He had not far to go; he knew indeed how many steps it was from the gate of his lodging house: exactly seven hundred and thirty. He had counted them once when he had been lost in dreams. At the time he had put no faith in those dreams and was only tantalising himself by their hideous but daring recklessness. Now, a month later, he had begun to look upon them differently, and, in spite of the monologues in which he jeered at his own impotence and indecision, he had involuntarily come to regard this “hideous” dream as an exploit to be attempted, although he still did not realise this himself. He was positively going now for a “rehearsal” of his project, and at every step his excitement grew more and more violent.
With a sinking heart and a nervous tremor, he went up to a huge house which on one side looked on to the canal, and on the other into the street. This house was let out in tiny tenements and was inhabited by working people of all kinds — tailors, locksmiths, cooks, Germans of sorts, girls picking up a living as best they could, petty clerks, etc. There was a continual coming and going through the two gates and in the two courtyards of the house. Three or four door-keepers were employed on the building. The young man was very glad to meet none of them, and at once slipped unnoticed through the door on the right, and up the staircase. It was a back staircase, dark and narrow, but he was familiar with it already, and knew his way, and he liked all these surroundings: in such darkness even the most inquisitive eyes were not to be dreaded.
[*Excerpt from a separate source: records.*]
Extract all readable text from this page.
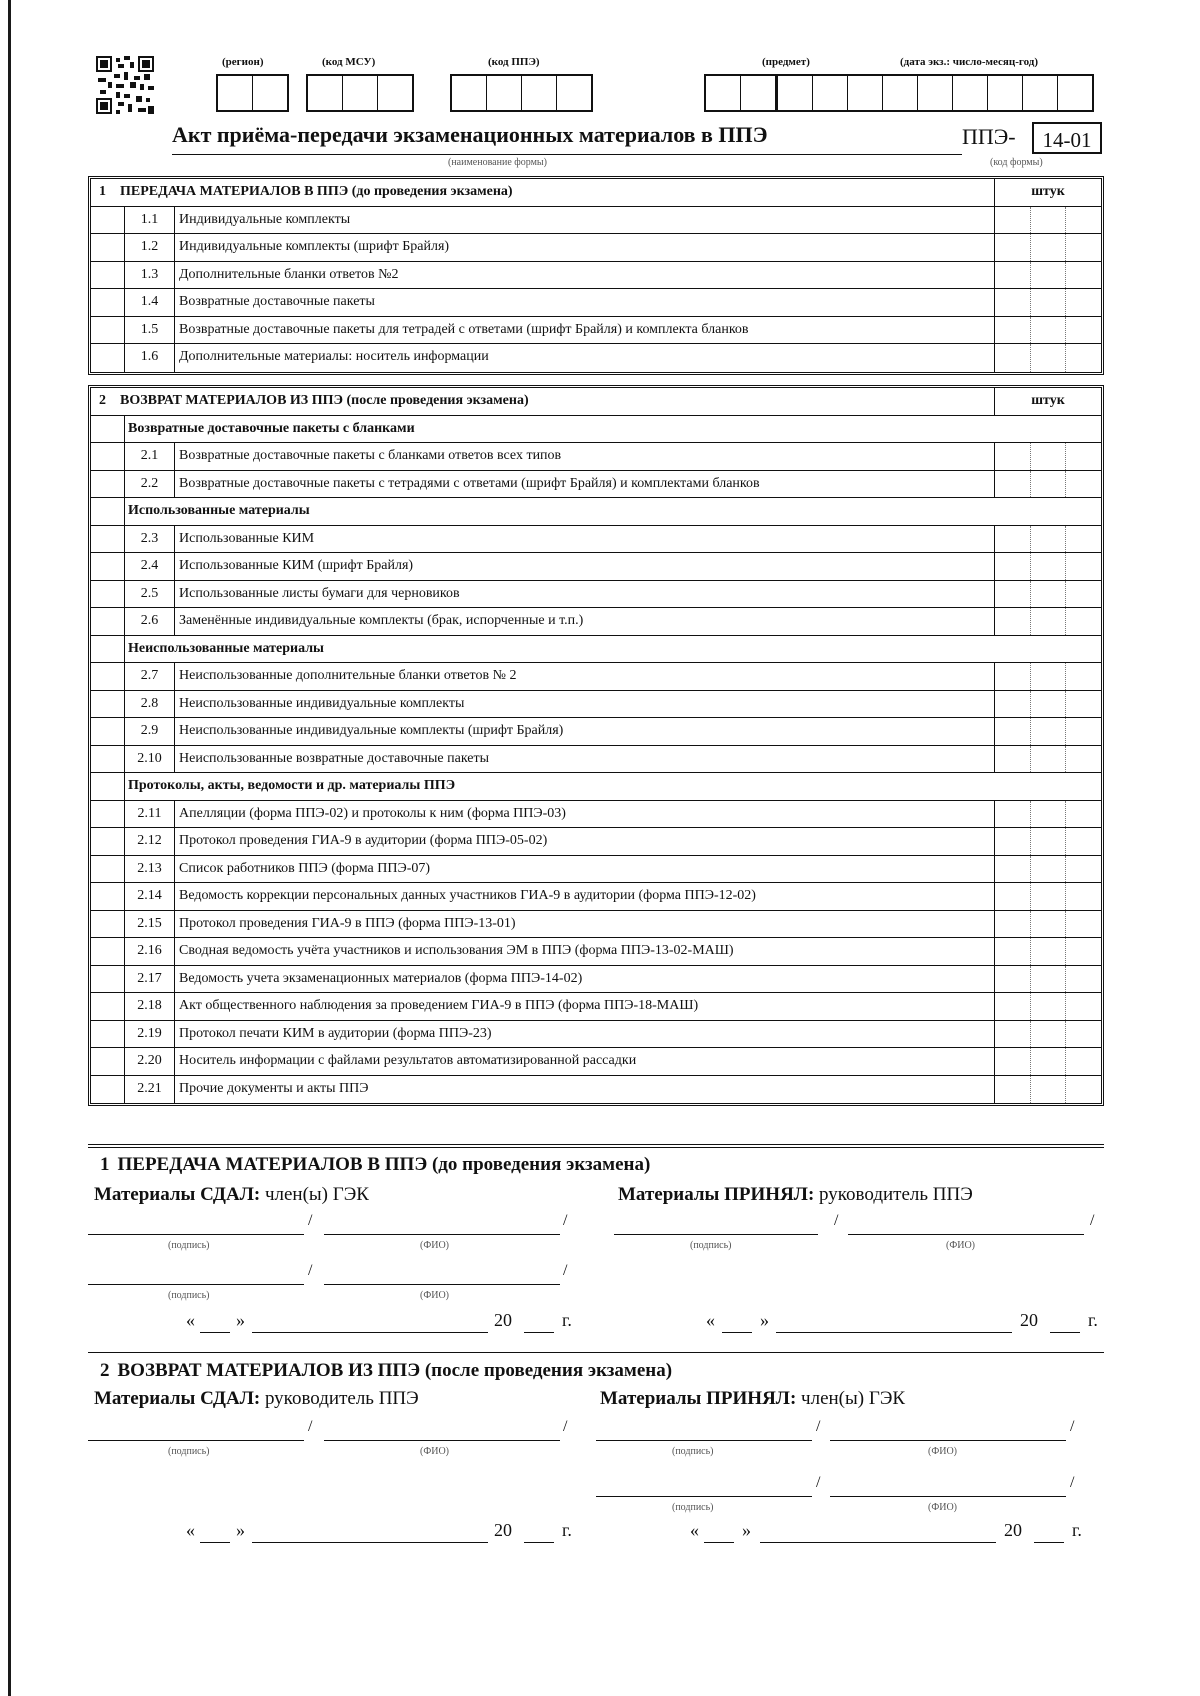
(регион)	(код МСУ)	(код ППЭ)	(предмет)	(дата экз.: число-месяц-год)
Акт приёма-передачи экзаменационных материалов в ППЭ
(наименование формы)
ППЭ-	14-01
(код формы)
1 ПЕРЕДАЧА МАТЕРИАЛОВ В ППЭ (до проведения экзамена)	штук
1.1	Индивидуальные комплекты
1.2	Индивидуальные комплекты (шрифт Брайля)
1.3	Дополнительные бланки ответов №2
1.4	Возвратные доставочные пакеты
1.5	Возвратные доставочные пакеты для тетрадей с ответами (шрифт Брайля) и комплекта бланков
1.6	Дополнительные материалы: носитель информации
2 ВОЗВРАТ МАТЕРИАЛОВ ИЗ ППЭ (после проведения экзамена)	штук
Возвратные доставочные пакеты с бланками
2.1	Возвратные доставочные пакеты с бланками ответов всех типов
2.2	Возвратные доставочные пакеты с тетрадями с ответами (шрифт Брайля) и комплектами бланков
Использованные материалы
2.3	Использованные КИМ
2.4	Использованные КИМ (шрифт Брайля)
2.5	Использованные листы бумаги для черновиков
2.6	Заменённые индивидуальные комплекты (брак, испорченные и т.п.)
Неиспользованные материалы
2.7	Неиспользованные дополнительные бланки ответов № 2
2.8	Неиспользованные индивидуальные комплекты
2.9	Неиспользованные индивидуальные комплекты (шрифт Брайля)
2.10	Неиспользованные возвратные доставочные пакеты
Протоколы, акты, ведомости и др. материалы ППЭ
2.11	Апелляции (форма ППЭ-02) и протоколы к ним (форма ППЭ-03)
2.12	Протокол проведения ГИА-9 в аудитории (форма ППЭ-05-02)
2.13	Список работников ППЭ (форма ППЭ-07)
2.14	Ведомость коррекции персональных данных участников ГИА-9 в аудитории (форма ППЭ-12-02)
2.15	Протокол проведения ГИА-9 в ППЭ (форма ППЭ-13-01)
2.16	Сводная ведомость учёта участников и использования ЭМ в ППЭ (форма ППЭ-13-02-МАШ)
2.17	Ведомость учета экзаменационных материалов (форма ППЭ-14-02)
2.18	Акт общественного наблюдения за проведением ГИА-9 в ППЭ (форма ППЭ-18-МАШ)
2.19	Протокол печати КИМ в аудитории (форма ППЭ-23)
2.20	Носитель информации с файлами результатов автоматизированной рассадки
2.21	Прочие документы и акты ППЭ
1 ПЕРЕДАЧА МАТЕРИАЛОВ В ППЭ (до проведения экзамена)
Материалы СДАЛ: член(ы) ГЭК	Материалы ПРИНЯЛ: руководитель ППЭ
/	/
(подпись)	(ФИО)
/	/
(подпись)	(ФИО)
/	/
(подпись)	(ФИО)
« »	20	г.	«	»	20	г.
2 ВОЗВРАТ МАТЕРИАЛОВ ИЗ ППЭ (после проведения экзамена)
Материалы СДАЛ: руководитель ППЭ	Материалы ПРИНЯЛ: член(ы) ГЭК
/	/
(подпись)	(ФИО)
/	/
(подпись)	(ФИО)
/	/
(подпись)	(ФИО)
« »	20	г.	« »	20	г.
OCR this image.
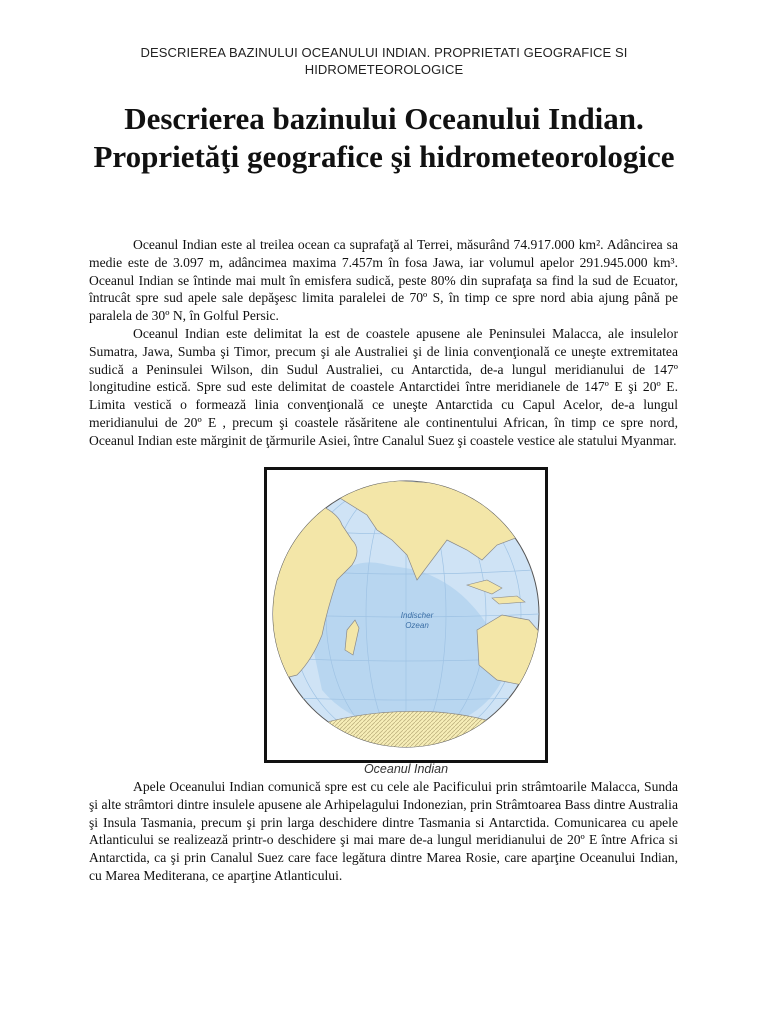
DESCRIEREA BAZINULUI OCEANULUI INDIAN. PROPRIETATI GEOGRAFICE SI HIDROMETEOROLOGICE
Descrierea bazinului Oceanului Indian. Proprietăţi geografice şi hidrometeorologice

Oceanul Indian este al treilea ocean ca suprafaţă al Terrei, măsurând 74.917.000 km². Adâncirea sa medie este de 3.097 m, adâncimea maxima 7.457m în fosa Jawa, iar volumul apelor 291.945.000 km³. Oceanul Indian se întinde mai mult în emisfera sudică, peste 80% din suprafaţa sa find la sud de Ecuator, întrucât spre sud apele sale depăşesc limita paralelei de 70º S, în timp ce spre nord abia ajung până pe paralela de 30º N, în Golful Persic.

Oceanul Indian este delimitat la est de coastele apusene ale Peninsulei Malacca, ale insulelor Sumatra, Jawa, Sumba şi Timor, precum şi ale Australiei şi de linia convenţională ce uneşte extremitatea sudică a Peninsulei Wilson, din Sudul Australiei, cu Antarctida, de-a lungul meridianului de 147º longitudine estică. Spre sud este delimitat de coastele Antarctidei între meridianele de 147º E şi 20º E. Limita vestică o formează linia convenţională ce uneşte Antarctida cu Capul Acelor, de-a lungul meridianului de 20º E , precum şi coastele răsăritene ale continentului African, în timp ce spre nord, Oceanul Indian este mărginit de ţărmurile Asiei, între Canalul Suez şi coastele vestice ale statului Myanmar.

Indischer
Ozean
Oceanul Indian

Apele Oceanului Indian comunică spre est cu cele ale Pacificului prin strâmtoarile Malacca, Sunda şi alte strâmtori dintre insulele apusene ale Arhipelagului Indonezian, prin Strâmtoarea Bass dintre Australia şi Insula Tasmania, precum şi prin larga deschidere dintre Tasmania si Antarctida. Comunicarea cu apele Atlanticului se realizează printr-o deschidere şi mai mare de-a lungul meridianului de 20º E între Africa si Antarctida, ca şi prin Canalul Suez care face legătura dintre Marea Rosie, care aparţine Oceanului Indian, cu Marea Mediterana, ce aparţine Atlanticului.
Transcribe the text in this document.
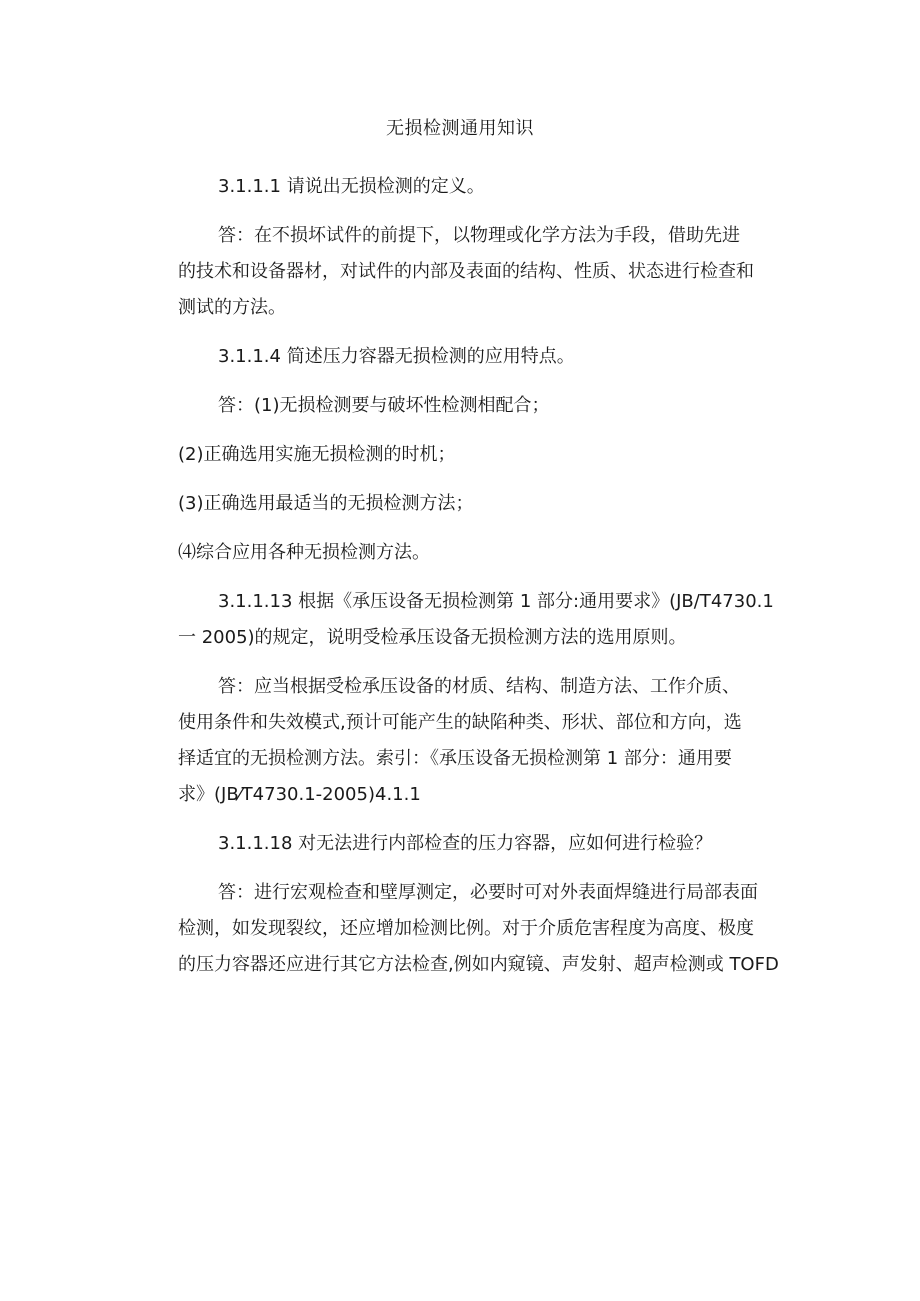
无损检测通用知识
3.1.1.1 请说出无损检测的定义。
答：在不损坏试件的前提下，以物理或化学方法为手段，借助先进
的技术和设备器材，对试件的内部及表面的结构、性质、状态进行检查和
测试的方法。
3.1.1.4 简述压力容器无损检测的应用特点。
答：(1)无损检测要与破坏性检测相配合；
(2)正确选用实施无损检测的时机；
(3)正确选用最适当的无损检测方法；
⑷综合应用各种无损检测方法。
3.1.1.13 根据《承压设备无损检测第 1 部分:通用要求》(JB/T4730.1
一 2005)的规定，说明受检承压设备无损检测方法的选用原则。
答：应当根据受检承压设备的材质、结构、制造方法、工作介质、
使用条件和失效模式,预计可能产生的缺陷种类、形状、部位和方向，选
择适宜的无损检测方法。索引：《承压设备无损检测第 1 部分：通用要
求》(JB⁄T4730.1-2005)4.1.1
3.1.1.18 对无法进行内部检查的压力容器，应如何进行检验？
答：进行宏观检查和壁厚测定，必要时可对外表面焊缝进行局部表面
检测，如发现裂纹，还应增加检测比例。对于介质危害程度为高度、极度
的压力容器还应进行其它方法检查,例如内窥镜、声发射、超声检测或 TOFD
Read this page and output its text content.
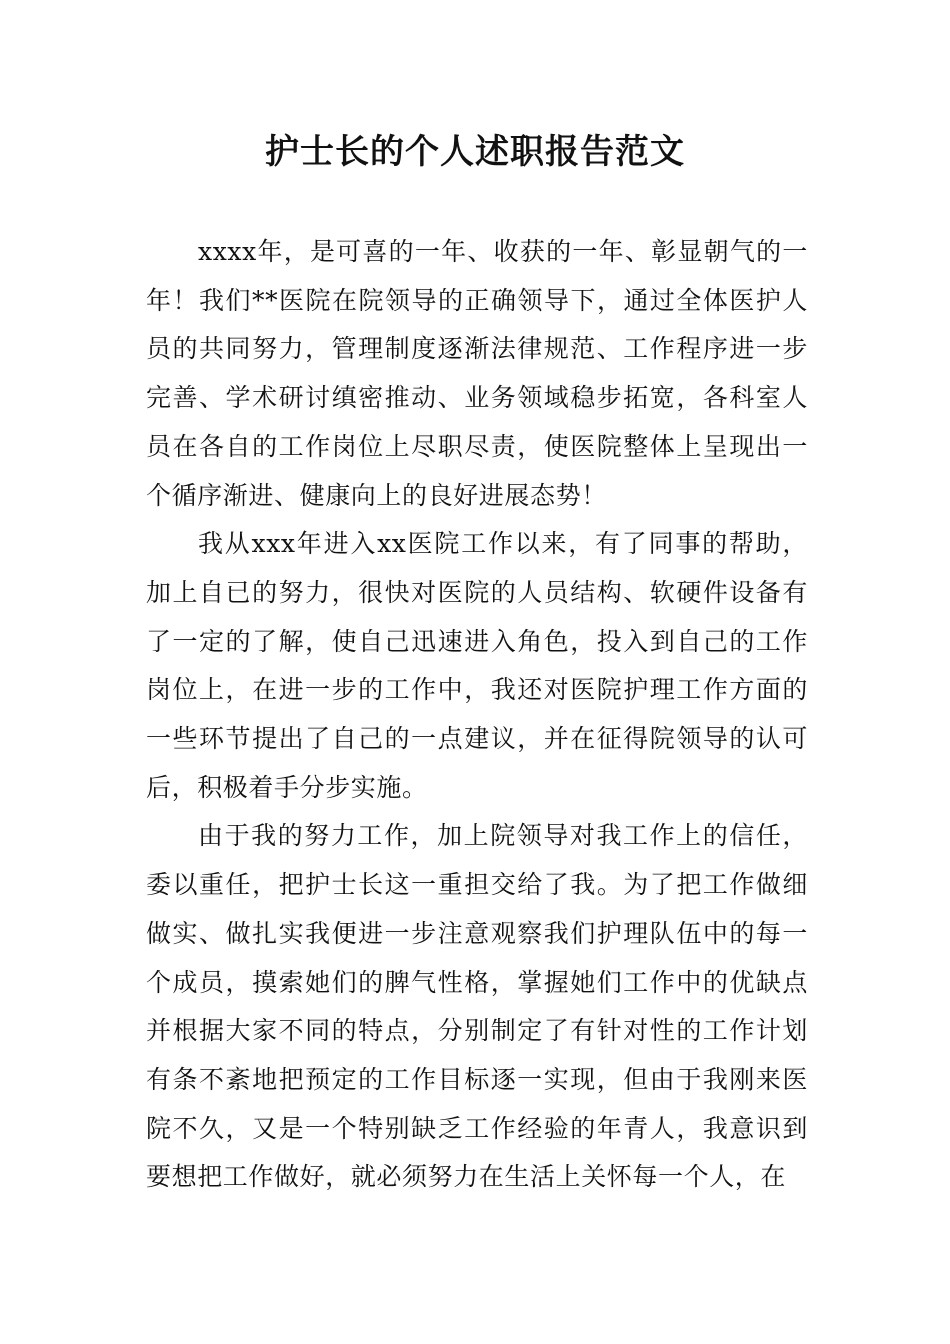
护士长的个人述职报告范文

xxxx年，是可喜的一年、收获的一年、彰显朝气的一年！我们**医院在院领导的正确领导下，通过全体医护人员的共同努力，管理制度逐渐法律规范、工作程序进一步完善、学术研讨缜密推动、业务领域稳步拓宽，各科室人员在各自的工作岗位上尽职尽责，使医院整体上呈现出一个循序渐进、健康向上的良好进展态势！

我从xxx年进入xx医院工作以来，有了同事的帮助，加上自已的努力，很快对医院的人员结构、软硬件设备有了一定的了解，使自己迅速进入角色，投入到自己的工作岗位上，在进一步的工作中，我还对医院护理工作方面的一些环节提出了自己的一点建议，并在征得院领导的认可后，积极着手分步实施。

由于我的努力工作，加上院领导对我工作上的信任，委以重任，把护士长这一重担交给了我。为了把工作做细做实、做扎实我便进一步注意观察我们护理队伍中的每一个成员，摸索她们的脾气性格，掌握她们工作中的优缺点并根据大家不同的特点，分别制定了有针对性的工作计划有条不紊地把预定的工作目标逐一实现，但由于我刚来医院不久，又是一个特别缺乏工作经验的年青人，我意识到要想把工作做好，就必须努力在生活上关怀每一个人，在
“If I am so scared now, what would it be if it somehow came to pass that I were really going to do it?” he could not help asking himself as he reached the fourth storey. There his progress was barred by some porters who were engaged in moving furniture out of a flat. He knew that the flat had been occupied by a German clerk in the civil service, and his family. This German was moving out then, and so the fourth floor on this staircase would be untenanted except by the old woman. “That’s a good thing anyway,” he thought to himself, as he rang the bell of the old woman’s flat. The bell gave a faint tinkle as though it were made of tin and not of copper. The little flats in such houses always have bells that ring like that. He had forgotten the note of that bell, and now its peculiar tinkle seemed to remind him of something and to bring it clearly before him. ... He started, his nerves were terribly overstrained by now. In a little while, the door was opened a tiny crack: the old woman eyed her visitor with evident distrust through the crack, and nothing could be seen but her little eyes, glittering in the darkness. But, seeing a number of people on the landing, she grew bolder, and opened the door wide. The young man stepped into the dark entry, which was partitioned off from the tiny kitchen. The old woman stood facing him in silence and looking inquiringly at him. She was a diminutive, withered up old woman of sixty, with sharp malignant eyes and a sharp little nose. Her colourless, somewhat grizzled hair was thickly smeared with oil, and she wore no kerchief over it. Round her thin long neck, which looked like a hen’s leg, was knotted some sort of flannel rag, and, in spite of the heat, there hung flapping on her shoulders, a mangy fur cape, yellow with age. The old woman coughed and groaned at every instant. The young man must have looked at her with a rather peculiar expression, for a gleam of mistrust came into her eyes again.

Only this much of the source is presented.